While we are very sympathetic at this time to the concerns implied by the document, it would have been wholly irresponsible to accept this document as a real legal petition necessitating the instigation of a referendum which is a very costly undertaking for a town. The document submitted to us did not contain a single address for any of the signees as is required by law. We determined that almost half of the names were of people who do not live in Pine Plains, and the Court ruled that the document did not even have a stated purpose. Given the fact that it contained no valid signatures—and mindful that we are in a time of stay-at-home orders due to the pandemic—we might have taken it more seriously had there been at least valid addresses given. As it was, some people only signed their first names. In order to take this document seriously, we unanimously determined to treat it as possibly valid, and hired an attorney to work with the County Court to determine that. The decision was delivered to us on Tuesday and here are the last 2 paragraphs:
“Understanding our present circumstance, it understandable that obtaining actual signatures may have been difficult for the respondent. However, the petition is deficient in more ways than lacking actual signatures. The respondent made very little effort to conform with the formalities of a petition, and specifically failed to articulate a purpose for the petition, so that the Town or anyone else would know why a referendum was wanted by the respondent or the residents.
Coupled with the lack of authentication of the signatories, demonstrating that the signatories are actual residents of the Town, who opposed the Resolution for the same reasons . . . . the respondent has made little effort to oppose this motion, [his] second chance to give a basis for the petition. It is submitted late, as a letter, and still fails to provide some statement of purpose and reasons for its failure to adhere to the protocols of filing a petition. His neglect to do so appears to have little to do with [him] not being an attorney . . . . In light of the foregoing, the respondent has failed to give this Court a basis to not invalidate its petition. There is no stated purpose behind the petition that warrants overlooking the technical defects of the petition, even during this health crisis.”
Moreover, if the Board had accepted the flawed document, and ran an expensive referendum, we would have exposed the Town to the certainty of costly lawsuits by other Town residents who do not want the expense of a referendum. Court papers would rightly argue that the Board has no right to conduct a referendum on a legally flawed petition and counsel has advised that the Town would likely lose any such lawsuit.
Accordingly, the purchases of the properties in question have been conducted by the Board in good faith, in full compliance with all applicable laws and regulations, all with an eye towards achieving the Town’s stated goals.
However, despite this ruling, I just want to say that we hear those who signed this document, and take quite seriously your concerns. To that end, we also feel that our decision to purchase the property is a once-in-a-lifetime opportunity for the town to acquire enough land downtown to make a difference in public life here, no matter what we do with it. Our ability to purchase a property appraised at over $230,000 for a price of $100,000 at an historically low interest rate of 2% is unheard of in any times. We have received many emails in support of the purchase, and a full history of how we reached this decision will be shortly up on our website under a new page called Current Town Projects. But just to remind you, we voted, again unanimously, to make our offer at the February 20th Board Meeting, then hired a lawyer to help with the contract, discussed the purchase extensively at the April 13th Town Board Workshop Meeting and voted again unanimously to make the purchase at the regular Town Board Meeting on April 16th, all to the letter of the law.

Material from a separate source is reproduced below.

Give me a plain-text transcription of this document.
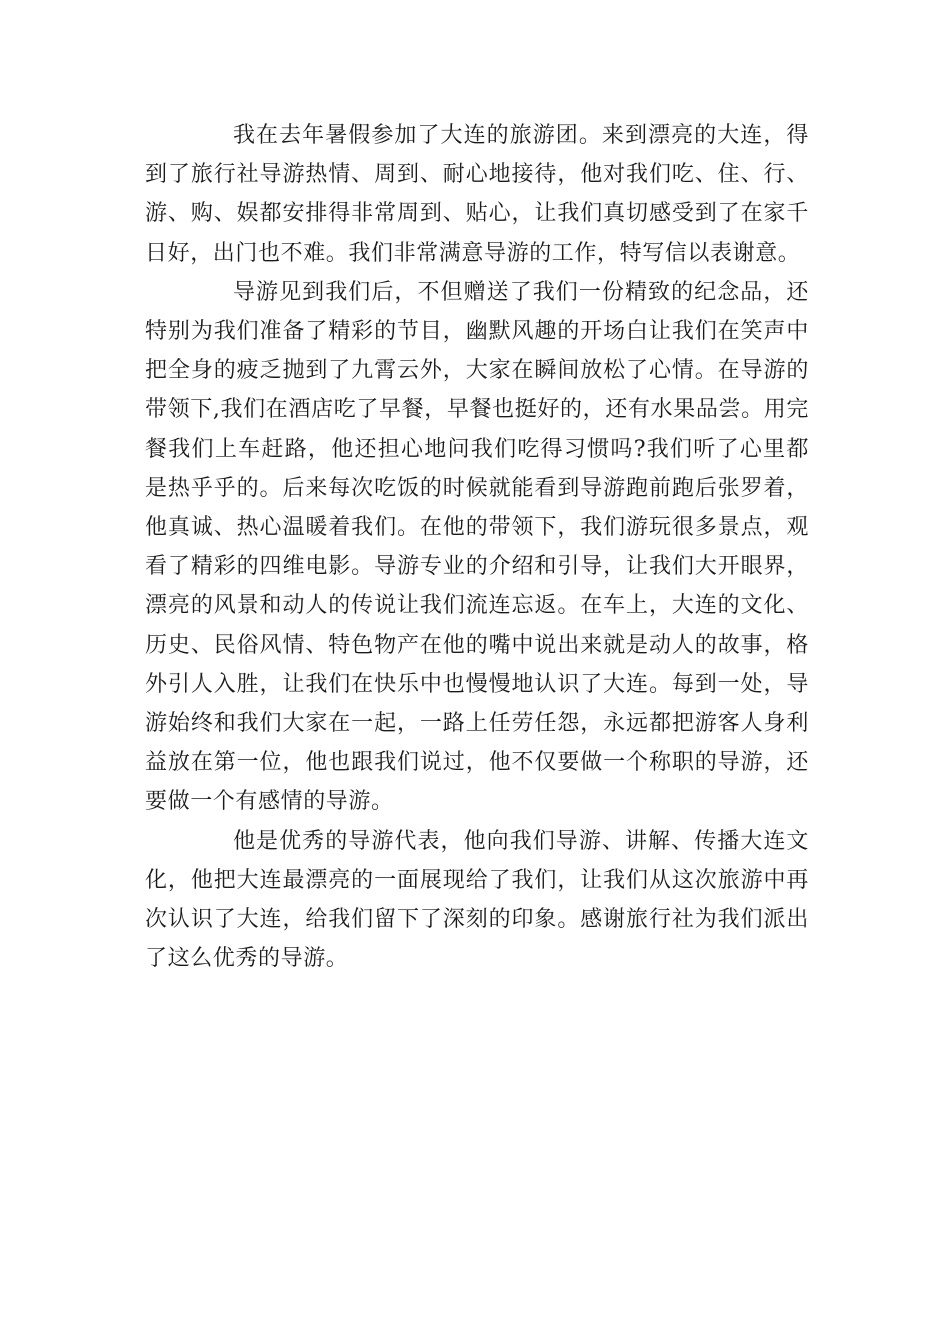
我在去年暑假参加了大连的旅游团。来到漂亮的大连，得到了旅行社导游热情、周到、耐心地接待，他对我们吃、住、行、游、购、娱都安排得非常周到、贴心，让我们真切感受到了在家千日好，出门也不难。我们非常满意导游的工作，特写信以表谢意。

导游见到我们后，不但赠送了我们一份精致的纪念品，还特别为我们准备了精彩的节目，幽默风趣的开场白让我们在笑声中把全身的疲乏抛到了九霄云外，大家在瞬间放松了心情。在导游的带领下,我们在酒店吃了早餐，早餐也挺好的，还有水果品尝。用完餐我们上车赶路，他还担心地问我们吃得习惯吗?我们听了心里都是热乎乎的。后来每次吃饭的时候就能看到导游跑前跑后张罗着，他真诚、热心温暖着我们。在他的带领下，我们游玩很多景点，观看了精彩的四维电影。导游专业的介绍和引导，让我们大开眼界，漂亮的风景和动人的传说让我们流连忘返。在车上，大连的文化、历史、民俗风情、特色物产在他的嘴中说出来就是动人的故事，格外引人入胜，让我们在快乐中也慢慢地认识了大连。每到一处，导游始终和我们大家在一起，一路上任劳任怨，永远都把游客人身利益放在第一位，他也跟我们说过，他不仅要做一个称职的导游，还要做一个有感情的导游。

他是优秀的导游代表，他向我们导游、讲解、传播大连文化，他把大连最漂亮的一面展现给了我们，让我们从这次旅游中再次认识了大连，给我们留下了深刻的印象。感谢旅行社为我们派出了这么优秀的导游。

I want to end this statement by talking about some real heroes in town during this pandemic, people who have used this time to help others: Pat Nannetti and Ted Mallozzi of the Food Bank, Nelson and Lisa Zayas of Willow Roots, the new folks at the Old Library, who launched a campaign to raise money for out-of-work local restaurant workers, garnering over $28,000 from more than 100 townspeople and distributing all the money to 73 individuals; and Paige Arent, a 14-year-old student, who launched her own campaign to help people out of work, and raised more than $1500 all on her own. All of these people have been tireless in their dedication to helping others through the pandemic, and I want to thank you all on behalf of the whole town for your amazing accomplishments.